Closed bobbbay closed 4 years ago

bobbbay commented 4 years ago

Honestly, using markdown for it is fine, but something has to be done about these scrollbars. As a web dev at heart I can't look at them...

I looked into the docs for Markdown in a sec but couldn't find a thing about scrollbars... Neither does it seem you can inject CSS :)

Imo the navbar should scroll along with the page (as simply another column) and then sticky once you scroll enough. Simple mechanics, would be fine if markdown was not being used.

Thanks for your time!

Screenshot 2020-08-04 195142

paradigm commented 4 years ago

As a non-web dev dev, I have a lot of control this build system and can get it to out exactly the bits I want it to. I just have the problem of not knowing what bits I need to throw at web browsers get them to do things like a sticky scroll bar.

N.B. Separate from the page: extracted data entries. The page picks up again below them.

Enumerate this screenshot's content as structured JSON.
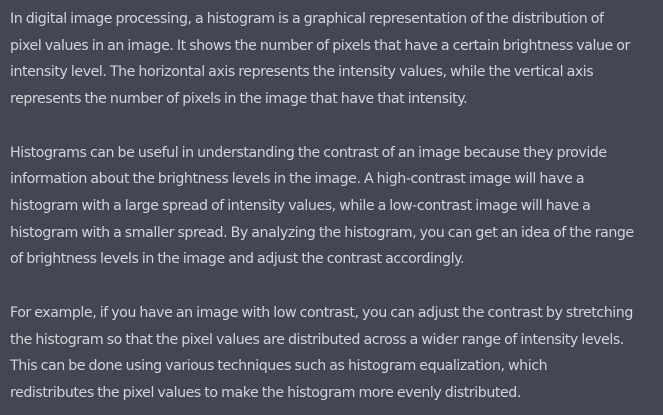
{
  "response": {
    "paragraphs": [
      {
        "lines": [
          "In digital image processing, a histogram is a graphical representation of the distribution of",
          "pixel values in an image. It shows the number of pixels that have a certain brightness value or",
          "intensity level. The horizontal axis represents the intensity values, while the vertical axis",
          "represents the number of pixels in the image that have that intensity."
        ]
      },
      {
        "lines": [
          "Histograms can be useful in understanding the contrast of an image because they provide",
          "information about the brightness levels in the image. A high-contrast image will have a",
          "histogram with a large spread of intensity values, while a low-contrast image will have a",
          "histogram with a smaller spread. By analyzing the histogram, you can get an idea of the range",
          "of brightness levels in the image and adjust the contrast accordingly."
        ]
      },
      {
        "lines": [
          "For example, if you have an image with low contrast, you can adjust the contrast by stretching",
          "the histogram so that the pixel values are distributed across a wider range of intensity levels.",
          "This can be done using various techniques such as histogram equalization, which",
          "redistributes the pixel values to make the histogram more evenly distributed."
        ]
      }
    ]
  },
  "colors": {
    "background": "#444654",
    "text": "#d1d5db"
  }
}
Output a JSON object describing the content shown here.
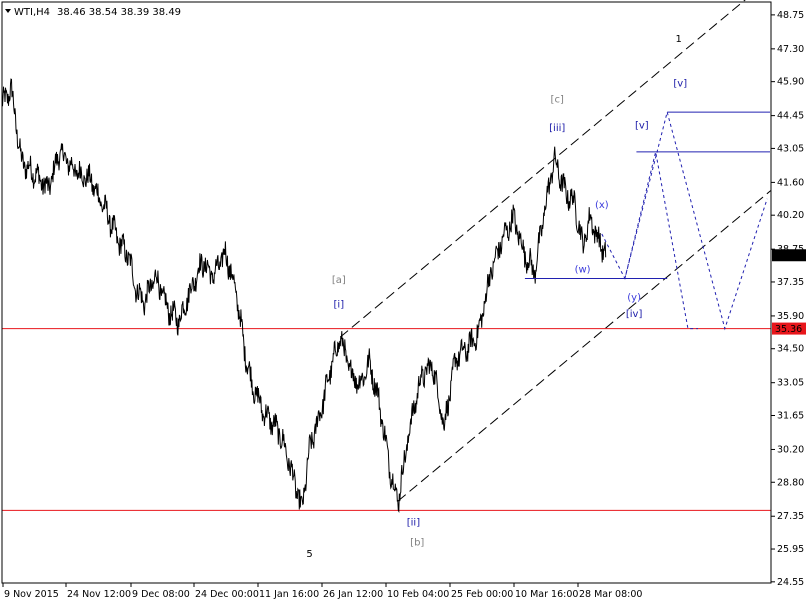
{
  "header": {
    "symbol_timeframe": "WTI,H4",
    "ohlc": "38.46 38.54 38.39 38.49"
  },
  "chart_data": {
    "type": "line",
    "title": "",
    "price_range": [
      24.5,
      49.3
    ],
    "y_ticks": [
      "48.75",
      "47.30",
      "45.90",
      "44.45",
      "43.05",
      "41.60",
      "40.20",
      "38.75",
      "37.35",
      "35.90",
      "34.50",
      "33.05",
      "31.65",
      "30.20",
      "28.80",
      "27.35",
      "25.95",
      "24.55"
    ],
    "x_ticks": [
      "9 Nov 2015",
      "24 Nov 12:00",
      "9 Dec 08:00",
      "24 Dec 00:00",
      "11 Jan 16:00",
      "26 Jan 12:00",
      "10 Feb 04:00",
      "25 Feb 00:00",
      "10 Mar 16:00",
      "28 Mar 08:00"
    ],
    "last_price": "38.49",
    "price_tags": [
      {
        "label": "38.49",
        "value": 38.49,
        "style": "dark"
      },
      {
        "label": "35.36",
        "value": 35.36,
        "style": "red"
      }
    ],
    "horizontal_lines": [
      {
        "value": 35.36,
        "color": "#e8161b"
      },
      {
        "value": 27.6,
        "color": "#e8161b"
      }
    ],
    "price_anchors": [
      {
        "t": 0.0,
        "p": 44.9
      },
      {
        "t": 0.012,
        "p": 45.6
      },
      {
        "t": 0.025,
        "p": 42.5
      },
      {
        "t": 0.045,
        "p": 41.9
      },
      {
        "t": 0.06,
        "p": 41.3
      },
      {
        "t": 0.075,
        "p": 42.9
      },
      {
        "t": 0.095,
        "p": 42.1
      },
      {
        "t": 0.115,
        "p": 41.7
      },
      {
        "t": 0.135,
        "p": 40.4
      },
      {
        "t": 0.15,
        "p": 39.2
      },
      {
        "t": 0.165,
        "p": 38.4
      },
      {
        "t": 0.175,
        "p": 37.0
      },
      {
        "t": 0.185,
        "p": 36.5
      },
      {
        "t": 0.2,
        "p": 37.6
      },
      {
        "t": 0.215,
        "p": 36.2
      },
      {
        "t": 0.23,
        "p": 35.7
      },
      {
        "t": 0.245,
        "p": 37.0
      },
      {
        "t": 0.26,
        "p": 38.2
      },
      {
        "t": 0.275,
        "p": 37.6
      },
      {
        "t": 0.29,
        "p": 38.6
      },
      {
        "t": 0.3,
        "p": 37.5
      },
      {
        "t": 0.308,
        "p": 36.2
      },
      {
        "t": 0.315,
        "p": 34.5
      },
      {
        "t": 0.325,
        "p": 33.0
      },
      {
        "t": 0.34,
        "p": 31.8
      },
      {
        "t": 0.355,
        "p": 31.2
      },
      {
        "t": 0.365,
        "p": 30.6
      },
      {
        "t": 0.378,
        "p": 29.1
      },
      {
        "t": 0.39,
        "p": 27.6
      },
      {
        "t": 0.4,
        "p": 30.2
      },
      {
        "t": 0.415,
        "p": 31.9
      },
      {
        "t": 0.428,
        "p": 33.7
      },
      {
        "t": 0.44,
        "p": 35.0
      },
      {
        "t": 0.452,
        "p": 33.6
      },
      {
        "t": 0.465,
        "p": 33.0
      },
      {
        "t": 0.478,
        "p": 33.9
      },
      {
        "t": 0.49,
        "p": 32.3
      },
      {
        "t": 0.505,
        "p": 29.3
      },
      {
        "t": 0.515,
        "p": 28.0
      },
      {
        "t": 0.53,
        "p": 31.1
      },
      {
        "t": 0.545,
        "p": 33.3
      },
      {
        "t": 0.56,
        "p": 33.8
      },
      {
        "t": 0.575,
        "p": 31.2
      },
      {
        "t": 0.59,
        "p": 34.1
      },
      {
        "t": 0.605,
        "p": 34.5
      },
      {
        "t": 0.62,
        "p": 35.2
      },
      {
        "t": 0.635,
        "p": 37.7
      },
      {
        "t": 0.65,
        "p": 39.1
      },
      {
        "t": 0.665,
        "p": 40.1
      },
      {
        "t": 0.68,
        "p": 38.5
      },
      {
        "t": 0.693,
        "p": 37.8
      },
      {
        "t": 0.705,
        "p": 40.3
      },
      {
        "t": 0.718,
        "p": 42.6
      },
      {
        "t": 0.732,
        "p": 41.2
      },
      {
        "t": 0.745,
        "p": 40.7
      },
      {
        "t": 0.755,
        "p": 38.9
      },
      {
        "t": 0.765,
        "p": 40.1
      },
      {
        "t": 0.775,
        "p": 39.2
      },
      {
        "t": 0.785,
        "p": 38.5
      }
    ],
    "wave_labels": [
      {
        "text": "1",
        "color": "#000000",
        "t": 0.88,
        "p": 47.6,
        "size": 12
      },
      {
        "text": "[c]",
        "color": "#808080",
        "t": 0.722,
        "p": 45.0,
        "size": 10
      },
      {
        "text": "[iii]",
        "color": "#1a1aa8",
        "t": 0.722,
        "p": 43.8,
        "size": 10
      },
      {
        "text": "[v]",
        "color": "#1a1aa8",
        "t": 0.882,
        "p": 45.7,
        "size": 10
      },
      {
        "text": "[v]",
        "color": "#1a1aa8",
        "t": 0.832,
        "p": 43.9,
        "size": 10
      },
      {
        "text": "(x)",
        "color": "#3b3bdc",
        "t": 0.78,
        "p": 40.5,
        "size": 10
      },
      {
        "text": "(w)",
        "color": "#3b3bdc",
        "t": 0.755,
        "p": 37.75,
        "size": 10
      },
      {
        "text": "(y)",
        "color": "#3b3bdc",
        "t": 0.822,
        "p": 36.55,
        "size": 10
      },
      {
        "text": "[iv]",
        "color": "#1a1aa8",
        "t": 0.822,
        "p": 35.85,
        "size": 10
      },
      {
        "text": "[a]",
        "color": "#808080",
        "t": 0.438,
        "p": 37.3,
        "size": 10
      },
      {
        "text": "[i]",
        "color": "#1a1aa8",
        "t": 0.438,
        "p": 36.25,
        "size": 10
      },
      {
        "text": "[ii]",
        "color": "#1a1aa8",
        "t": 0.535,
        "p": 26.95,
        "size": 10
      },
      {
        "text": "[b]",
        "color": "#808080",
        "t": 0.54,
        "p": 26.1,
        "size": 10
      },
      {
        "text": "5",
        "color": "#000000",
        "t": 0.4,
        "p": 25.6,
        "size": 12
      }
    ]
  }
}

Between the two of us, we should be able to make such a change.

Describe the changes needed in the output files and, assuming I find the results agreeable in web browsers, I'll be happy to make the necessary adjustments to the input files and/or build system.

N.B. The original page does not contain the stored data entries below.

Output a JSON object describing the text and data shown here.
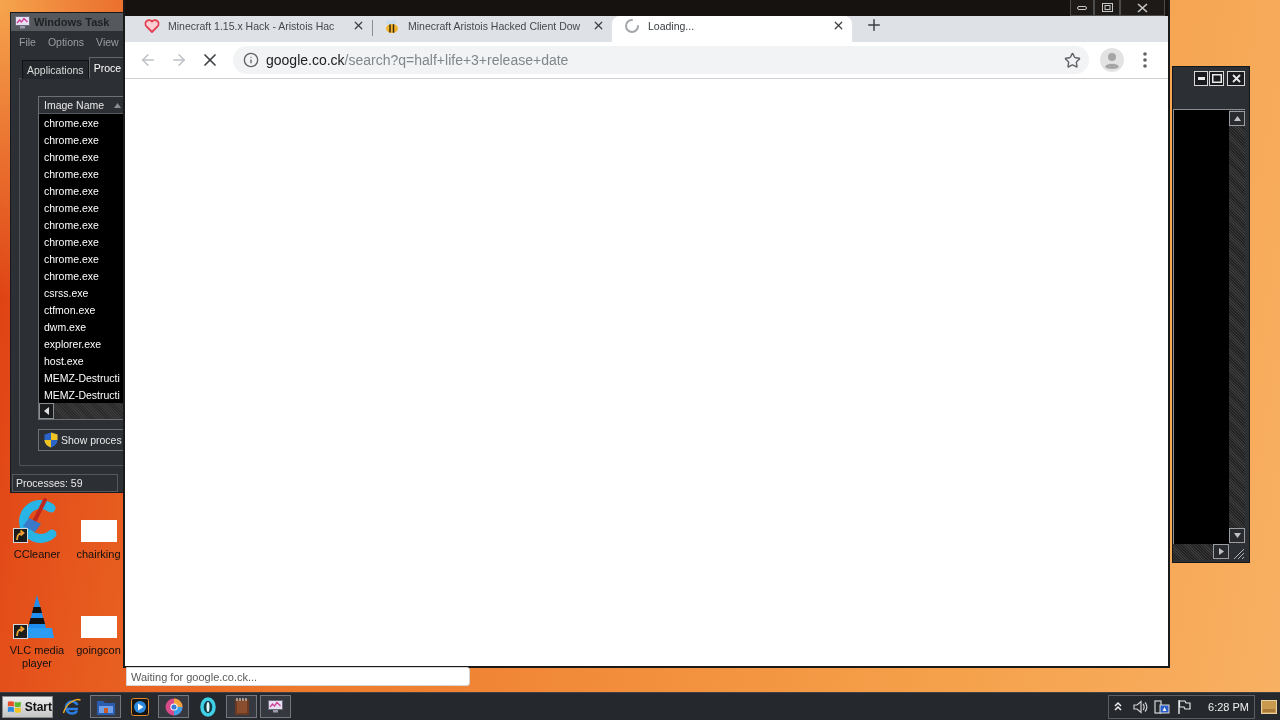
{
  "task_manager": {
    "title": "Windows Task",
    "menu": [
      "File",
      "Options",
      "View"
    ],
    "tabs": [
      {
        "label": "Applications",
        "selected": false
      },
      {
        "label": "Proce",
        "selected": true
      }
    ],
    "column": "Image Name",
    "processes": [
      "chrome.exe",
      "chrome.exe",
      "chrome.exe",
      "chrome.exe",
      "chrome.exe",
      "chrome.exe",
      "chrome.exe",
      "chrome.exe",
      "chrome.exe",
      "chrome.exe",
      "csrss.exe",
      "ctfmon.exe",
      "dwm.exe",
      "explorer.exe",
      "host.exe",
      "MEMZ-Destructi",
      "MEMZ-Destructi"
    ],
    "button": "Show proces",
    "status": "Processes: 59"
  },
  "desktop_icons": [
    {
      "label": "CCleaner",
      "kind": "cleaner",
      "shortcut": true
    },
    {
      "label": "chairking",
      "kind": "file",
      "shortcut": false
    },
    {
      "label": "VLC media player",
      "kind": "cone",
      "shortcut": true
    },
    {
      "label": "goingcon",
      "kind": "file",
      "shortcut": false
    }
  ],
  "browser": {
    "tabs": [
      {
        "title": "Minecraft 1.15.x Hack - Aristois Hac",
        "kind": "heart",
        "selected": false
      },
      {
        "title": "Minecraft Aristois Hacked Client Dow",
        "kind": "bee",
        "selected": false
      },
      {
        "title": "Loading...",
        "kind": "spinner",
        "selected": true
      }
    ],
    "back": {
      "disabled": true
    },
    "forward": {
      "disabled": true
    },
    "loading": true,
    "address": {
      "host": "google.co.ck",
      "path": "/search?q=half+life+3+release+date"
    },
    "status": "Waiting for google.co.ck..."
  },
  "taskbar": {
    "start": "Start",
    "buttons": [
      {
        "kind": "ie",
        "running": false
      },
      {
        "kind": "folder",
        "running": true
      },
      {
        "kind": "media",
        "running": false
      },
      {
        "kind": "chrome",
        "running": true
      },
      {
        "kind": "ring",
        "running": false
      },
      {
        "kind": "notebook",
        "running": true
      },
      {
        "kind": "taskmgr",
        "running": true
      }
    ],
    "clock": "6:28 PM"
  }
}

bobbbay commented 4 years ago

Thought I'd mention made a half-working pen, will work on it in the morning, cheers!

paradigm commented 4 years ago

Something I failed to mention earlier but probably should have is I'd strongly prefer not to use javascript (or webasm). Bedrock has a tendency to attract strongly opinionated people, which invariably includes those who don't like such things. I don't know if you were planning on using such things or not.

Just trying out your link naively, it seems to have broken the ability to have the nav bar up top when the width gets too small. Also, the horizontal rule in the nav bar now goes right up to the main contents in a way that doesn't look super nice for me. These could be known issues since it's half-working/in-progress, but I figured I'd point them out just in case they were not.

bobbbay commented 4 years ago

I'd strongly prefer not to use javascript (or webasm). Bedrock has a tendency to attract strongly opinionated people, which invariably includes those who don't like such things.

I 100% understand that. I wasn't planning to use JS, and I'm working on an elegant solution that supports Firefox (the default position: sticky isn't supported).

These could be known issues since it's half-working/in-progress, but I figured I'd point them out just in case they were not.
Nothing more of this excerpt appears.